In theory its between 2^63 and 2^64 bytes.

In practice it is limited by the amount of physical memory and swap space available on your machine. And the physical memory is in turn limited by your chipset (i.e. the number of address pins on the physical memory address bus) and motherboard (i.e. the number and size of the DIMM sockets).

Stephen C
For AMD64, the current specs foresee 40-52 address pins. Also, they support NUMA architectures where each processor has a chunk of memory which other processors can only access indirectly.
MSalters
+1  A: 

This probably depends on the system your VM is running in. If you are running a AMD x64 architecture the address space of currently shipped processors uses 48 Bits, not 64. This results in a theoretical maximum of roughly 256 TB. (See http://en.wikipedia.org/wiki/X86-64)

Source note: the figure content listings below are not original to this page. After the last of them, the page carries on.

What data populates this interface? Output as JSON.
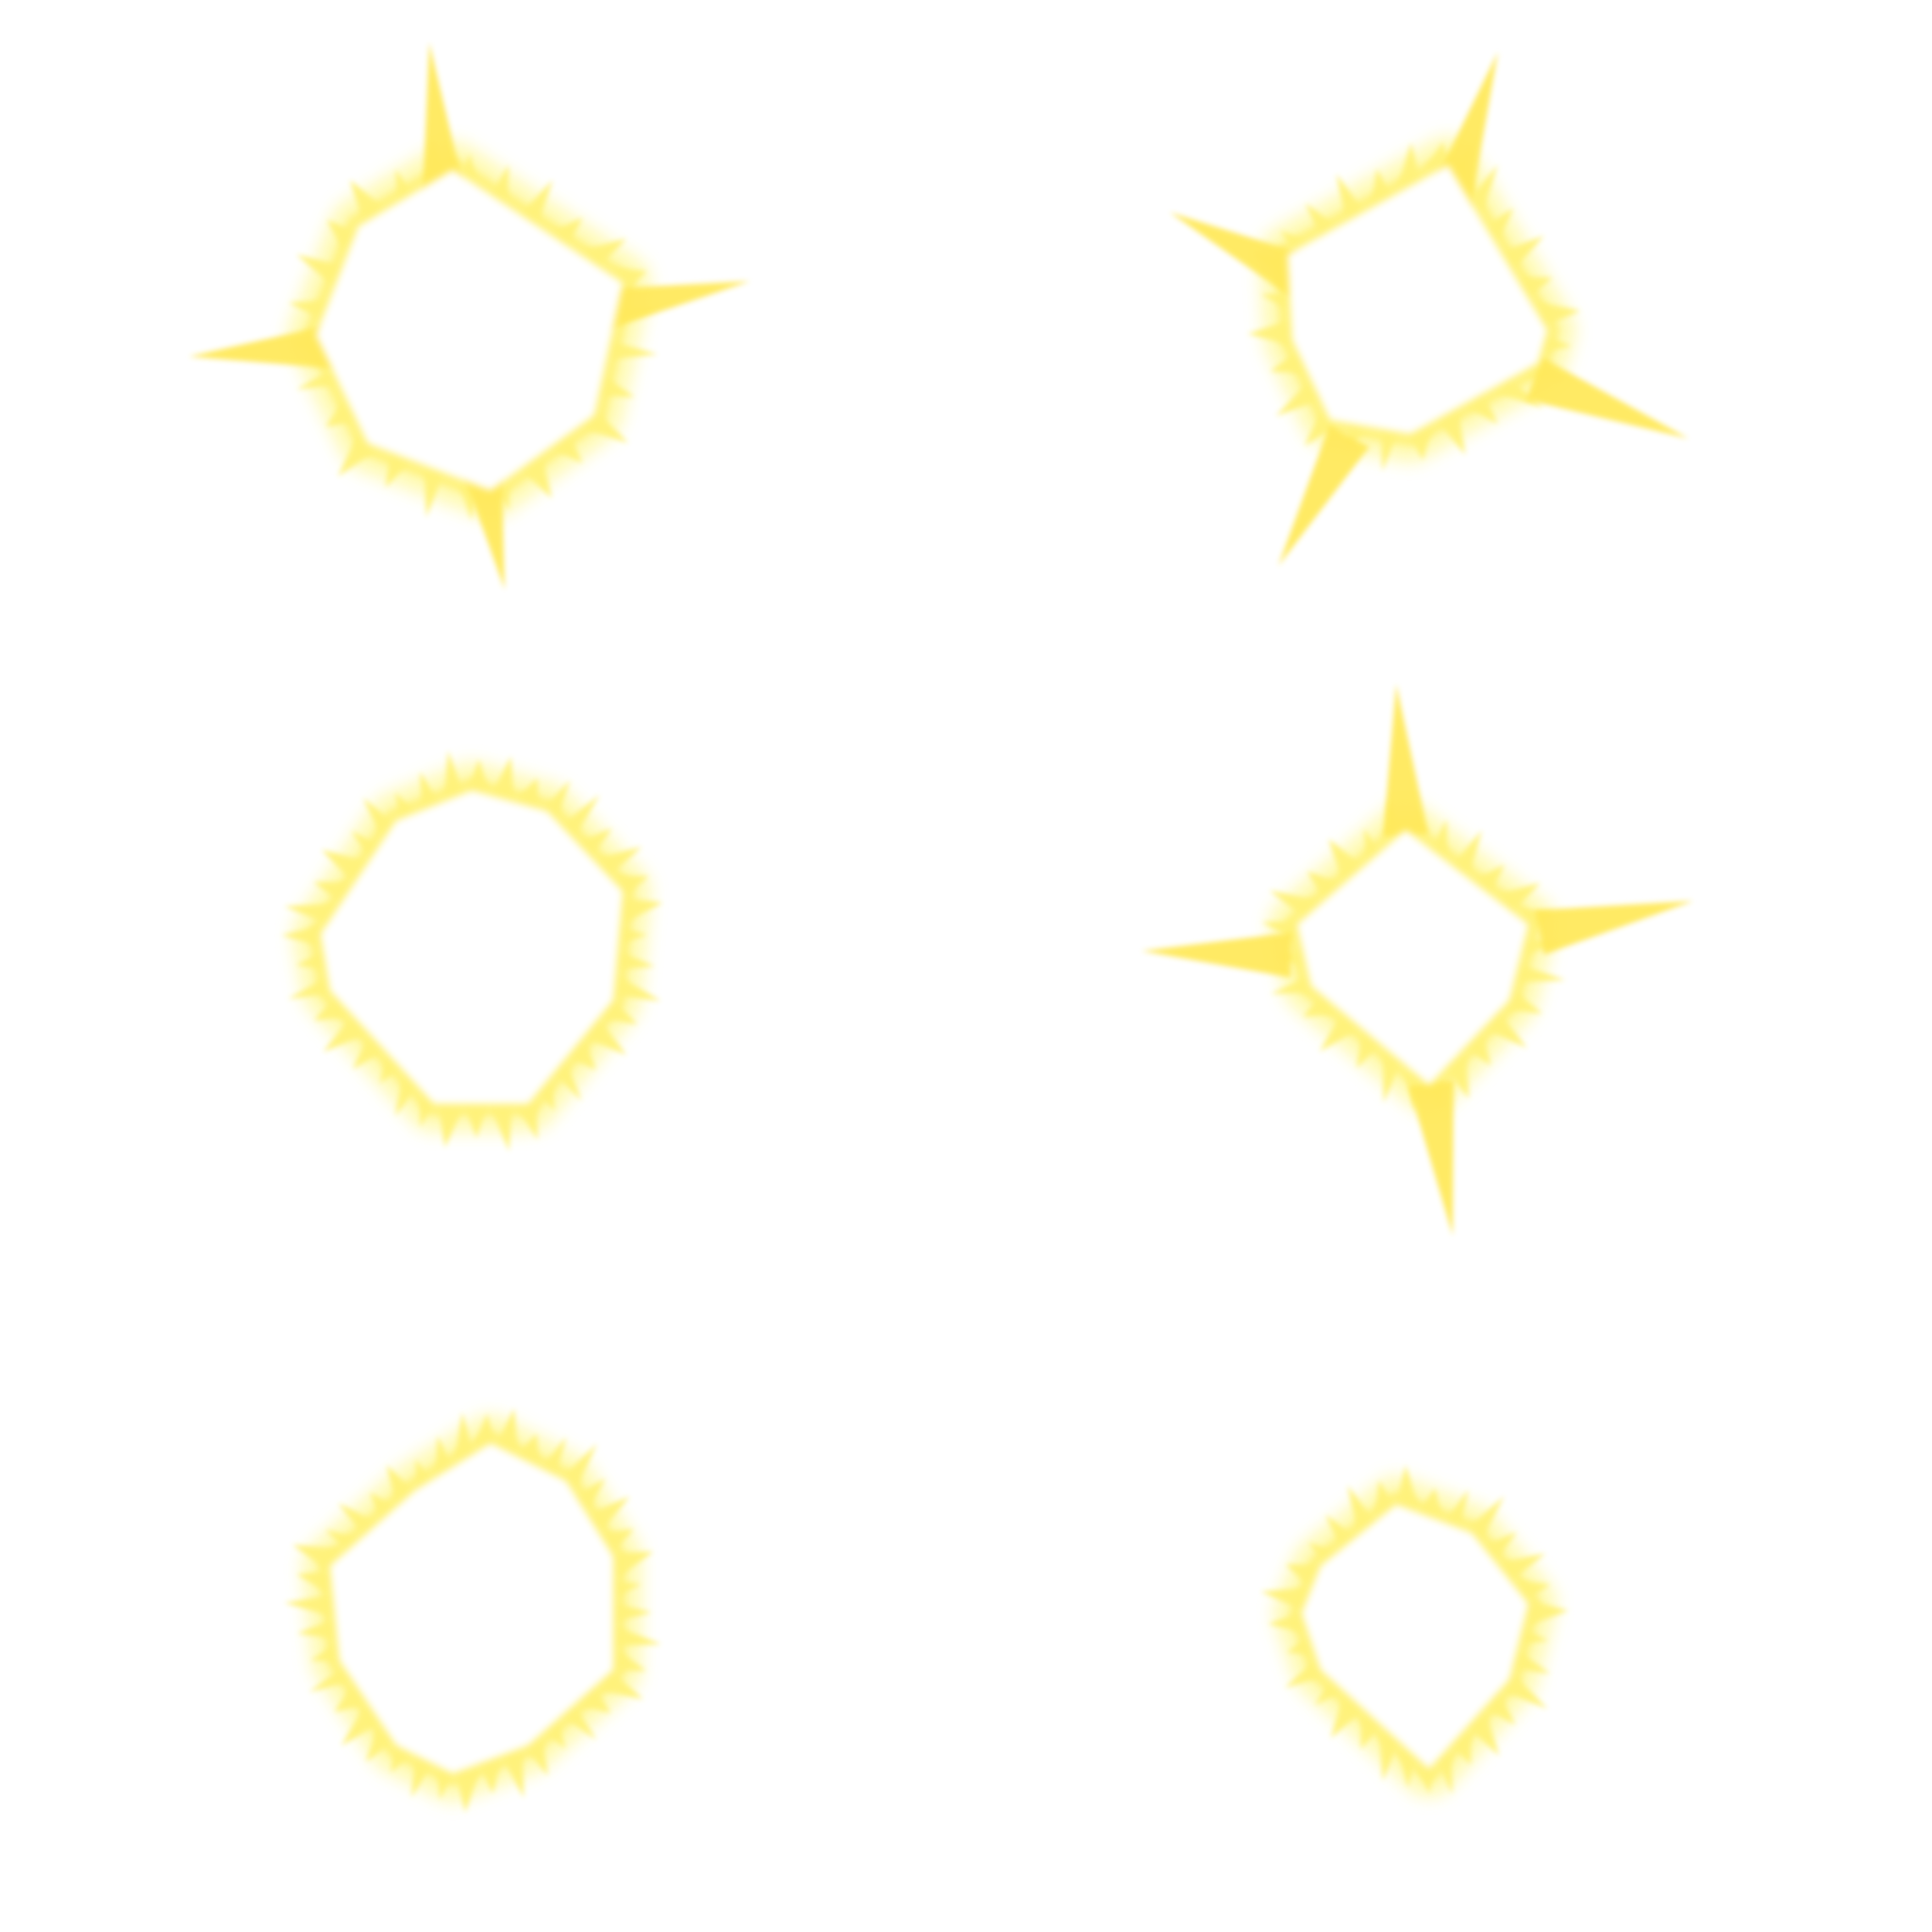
{
  "sprite_sheet": {
    "background_color": "#ffffff",
    "glow_colors": {
      "outer": "#fff9a6",
      "mid": "#fff27a",
      "ray": "#ffe95c"
    },
    "frames": [
      {
        "row": 1,
        "column": 1,
        "effect": "sparkle-burst",
        "long_rays": 4
      },
      {
        "row": 1,
        "column": 2,
        "effect": "sparkle-burst",
        "long_rays": 4
      },
      {
        "row": 2,
        "column": 1,
        "effect": "spiky-halo",
        "long_rays": 0
      },
      {
        "row": 2,
        "column": 2,
        "effect": "sparkle-burst",
        "long_rays": 4
      },
      {
        "row": 3,
        "column": 1,
        "effect": "spiky-halo",
        "long_rays": 0
      },
      {
        "row": 3,
        "column": 2,
        "effect": "spiky-halo",
        "long_rays": 0
      }
    ]
  }
}
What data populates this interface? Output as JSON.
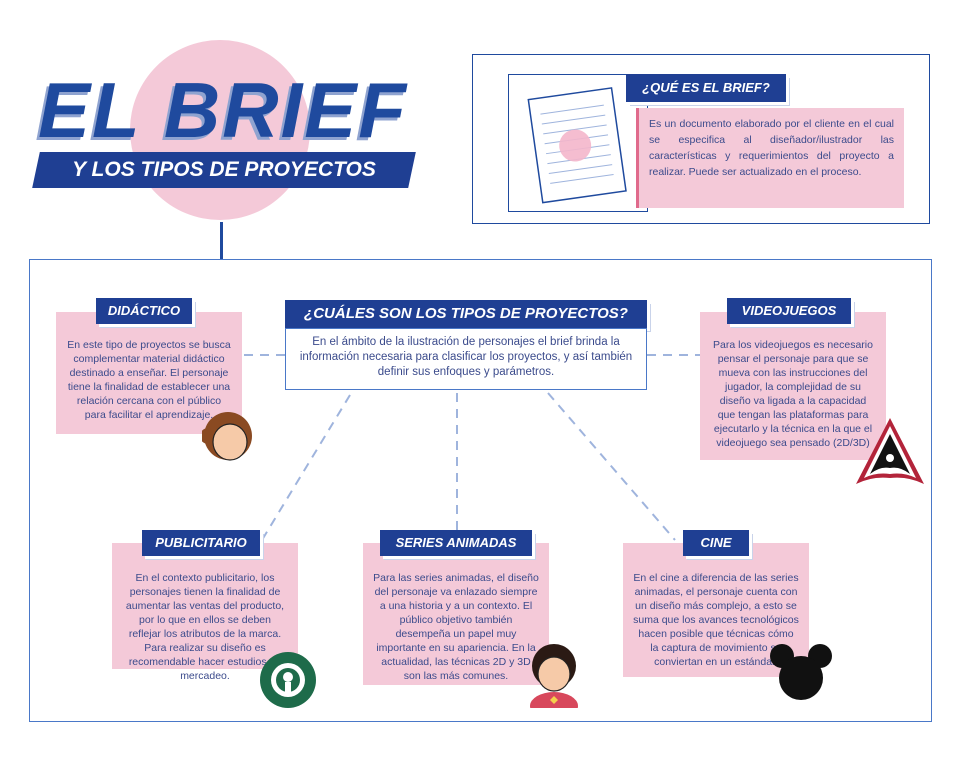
{
  "title": {
    "main": "EL BRIEF",
    "subtitle": "Y LOS TIPOS DE PROYECTOS"
  },
  "definition": {
    "heading": "¿QUÉ ES EL BRIEF?",
    "text": "Es un documento elaborado por el cliente en el cual se especifica al diseñador/ilustrador las características y requerimientos del proyecto a realizar. Puede ser actualizado en el proceso."
  },
  "types": {
    "heading": "¿CUÁLES SON LOS TIPOS DE PROYECTOS?",
    "intro": "En el ámbito de la ilustración de personajes el brief brinda la información necesaria para clasificar los proyectos, y así también definir sus enfoques y parámetros."
  },
  "cards": {
    "didactico": {
      "label": "DIDÁCTICO",
      "text": "En este tipo de proyectos se busca complementar material didáctico destinado a enseñar. El personaje tiene la finalidad de establecer una relación cercana con el público para facilitar el aprendizaje.",
      "icon": "monkey-face-icon"
    },
    "videojuegos": {
      "label": "VIDEOJUEGOS",
      "text": "Para los videojuegos es necesario pensar el personaje para que se mueva con las instrucciones del jugador, la complejidad de su diseño va ligada a la capacidad que tengan las plataformas para ejecutarlo y la técnica en la que el videojuego sea pensado (2D/3D)",
      "icon": "assassin-emblem-icon"
    },
    "publicitario": {
      "label": "PUBLICITARIO",
      "text": "En el contexto publicitario, los personajes tienen la finalidad de aumentar las ventas del producto, por lo que en ellos se deben reflejar los atributos de la marca. Para realizar su diseño es recomendable hacer estudios de mercadeo.",
      "icon": "coffee-siren-logo-icon"
    },
    "series": {
      "label": "SERIES ANIMADAS",
      "text": "Para las series animadas, el diseño del personaje va enlazado siempre a una historia y a un contexto. El público objetivo también desempeña un papel muy importante en su apariencia. En la actualidad, las técnicas 2D y 3D son las más comunes.",
      "icon": "cartoon-boy-icon"
    },
    "cine": {
      "label": "CINE",
      "text": "En el cine a diferencia de las series animadas, el personaje cuenta con un diseño más complejo, a esto se suma que los avances tecnológicos hacen posible que técnicas cómo la captura  de movimiento se conviertan en un estándar.",
      "icon": "mouse-ears-icon"
    }
  },
  "colors": {
    "navy": "#1f3f93",
    "pink": "#f4c9d8",
    "accent_pink": "#e06a8c",
    "panel_border": "#4a78c8"
  }
}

I am not a specialist in VMs, but any modern OS typically will give as much memory as there is physical RAM plus available virtual memory. Probably thats what the VM will pass to your application depending on its configuration.

RED SOFT ADAIR
The relevant AMD manual states that the virtual address space is in fact 64 bits (Chapter 2.2.1, AMD64 Architecture Programmer’s Manual, v3.14, September 2007)
MSalters
+1  A: 

With recent VMs from Sun, the practical heap limit size is usually 512 times the available physical and/or virtual memory. Even if the theoretical limit is much higher, the VM will allocate 1 byte for maangement purposes for each 512 bytes of heap memory on startup, so 1TB of heap will immediately require 2GB for the memory management.